20.10.2017, 10.57 Uhr

Horror-Clowns 2017: Erschrecken und Attackieren: Mit welchen Strafen müssen die Täter rechnen?

Ein als sogenannter Horror-Clown verkleideter Mann posiert in Berlin in einer Tiefgarage.

Ein als sogenannter Horror-Clown verkleideter Mann posiert in Berlin in einer Tiefgarage. Bild: Paul Zinken / dpa

Seitens der gruseligen Gesellen wird vermutlich vergessen, dass auf derlei Späße zum Teil saftige Strafen folgen können: "Rechtlich gesehen ist das Erschrecken von anderen Menschen erstmal nicht strafbar. Allerdings kann es sein, dass durch das Erschrecken schwere Konsequenzen folgen, etwa, dass die erschreckte Person einen Herzinfarkt bekommt. Und dann drohen hier im Zweifel sogar Haftstrafen", sagte der Kölner Rechtsanwalt Christian Solmecke dem MDR.

Eine Polizeisprecherin sagte dem MDR: "Wenn natürlich weitere Tatbestände dazu kommen, wie zum Beispiel Bedrohung, sodass der Bedrohte wirklich Angst um sein Leben oder um seine Gesundheit hat, dann ist der Straftatbestand der Bedrohung erfüllt. Oder wenn jemand verfolgt wird, dann könnte da auch schon ein Straftatbestand erfüllt sein."

Notwehr und Anzeige: Was tun im Falle eines Clown-Angriffs und was ist erlaubt?

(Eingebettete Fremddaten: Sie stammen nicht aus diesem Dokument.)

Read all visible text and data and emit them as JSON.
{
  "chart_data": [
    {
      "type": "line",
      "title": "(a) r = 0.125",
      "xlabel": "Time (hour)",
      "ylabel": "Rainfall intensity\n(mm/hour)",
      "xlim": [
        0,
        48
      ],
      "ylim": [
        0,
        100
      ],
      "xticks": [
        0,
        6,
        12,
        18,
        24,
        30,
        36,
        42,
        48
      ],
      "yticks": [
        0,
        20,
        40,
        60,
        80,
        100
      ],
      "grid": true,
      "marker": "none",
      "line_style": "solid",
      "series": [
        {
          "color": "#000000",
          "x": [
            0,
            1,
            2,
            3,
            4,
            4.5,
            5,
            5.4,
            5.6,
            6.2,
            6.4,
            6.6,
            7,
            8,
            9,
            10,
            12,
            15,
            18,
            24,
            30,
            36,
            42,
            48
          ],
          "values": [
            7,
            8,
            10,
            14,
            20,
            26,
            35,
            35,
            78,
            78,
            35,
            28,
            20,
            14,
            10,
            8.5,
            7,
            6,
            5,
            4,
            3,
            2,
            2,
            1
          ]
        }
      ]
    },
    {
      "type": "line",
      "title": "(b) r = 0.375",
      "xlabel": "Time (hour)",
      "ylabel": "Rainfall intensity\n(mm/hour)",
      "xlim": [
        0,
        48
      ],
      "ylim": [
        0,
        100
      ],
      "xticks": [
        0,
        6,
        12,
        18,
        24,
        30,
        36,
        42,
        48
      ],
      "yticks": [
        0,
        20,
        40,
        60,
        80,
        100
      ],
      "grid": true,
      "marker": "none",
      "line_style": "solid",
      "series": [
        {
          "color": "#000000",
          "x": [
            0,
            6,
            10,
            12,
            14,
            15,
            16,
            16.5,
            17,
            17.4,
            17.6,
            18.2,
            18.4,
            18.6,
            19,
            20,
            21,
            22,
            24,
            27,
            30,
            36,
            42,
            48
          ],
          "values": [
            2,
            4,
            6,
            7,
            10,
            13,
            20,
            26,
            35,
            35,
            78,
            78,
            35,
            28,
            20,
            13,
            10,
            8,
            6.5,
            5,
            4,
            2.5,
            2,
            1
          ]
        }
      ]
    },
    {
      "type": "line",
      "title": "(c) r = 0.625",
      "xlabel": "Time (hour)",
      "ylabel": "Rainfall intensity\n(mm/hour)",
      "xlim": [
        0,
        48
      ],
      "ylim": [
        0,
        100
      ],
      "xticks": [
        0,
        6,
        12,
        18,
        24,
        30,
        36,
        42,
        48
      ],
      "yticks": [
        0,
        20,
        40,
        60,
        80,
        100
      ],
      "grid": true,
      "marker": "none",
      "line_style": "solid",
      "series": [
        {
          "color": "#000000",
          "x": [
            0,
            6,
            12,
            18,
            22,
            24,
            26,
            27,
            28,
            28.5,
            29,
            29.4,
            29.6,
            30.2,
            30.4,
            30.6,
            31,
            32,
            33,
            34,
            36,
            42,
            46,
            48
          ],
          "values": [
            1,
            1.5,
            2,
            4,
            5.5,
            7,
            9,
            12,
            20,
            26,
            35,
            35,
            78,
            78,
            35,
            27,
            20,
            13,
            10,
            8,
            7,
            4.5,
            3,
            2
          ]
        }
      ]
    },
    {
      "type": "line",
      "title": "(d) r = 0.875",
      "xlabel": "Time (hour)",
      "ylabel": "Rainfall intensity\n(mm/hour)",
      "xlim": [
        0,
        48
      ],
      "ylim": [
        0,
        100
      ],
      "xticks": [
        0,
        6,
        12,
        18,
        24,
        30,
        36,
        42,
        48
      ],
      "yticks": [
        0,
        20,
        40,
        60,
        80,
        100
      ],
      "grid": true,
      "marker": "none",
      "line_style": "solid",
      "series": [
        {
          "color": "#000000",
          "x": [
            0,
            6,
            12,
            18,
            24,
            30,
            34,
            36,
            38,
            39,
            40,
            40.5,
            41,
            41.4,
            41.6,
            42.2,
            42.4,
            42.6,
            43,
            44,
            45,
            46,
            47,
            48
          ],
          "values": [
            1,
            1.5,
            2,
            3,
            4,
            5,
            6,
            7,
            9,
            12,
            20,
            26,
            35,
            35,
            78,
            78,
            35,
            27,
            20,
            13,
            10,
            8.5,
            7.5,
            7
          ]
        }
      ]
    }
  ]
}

Das bloße Erschrecken Anderer ist also mitunter alles andere als unkritisch: Laut MDR können Betroffene in der Folge mit Angstzuständen zu kämpfen haben, was vor Gericht als Körperverletzung gewertet werden kann. Doch mittlerweile ist es in einigen Fällen auch schon zu körperlichen Angriffen gekommen. In jedem Fall rät die Polizei den Opfern zur Anzeige, denn nur so gibt es eine Chance, dass die Täter ermittelt werden können.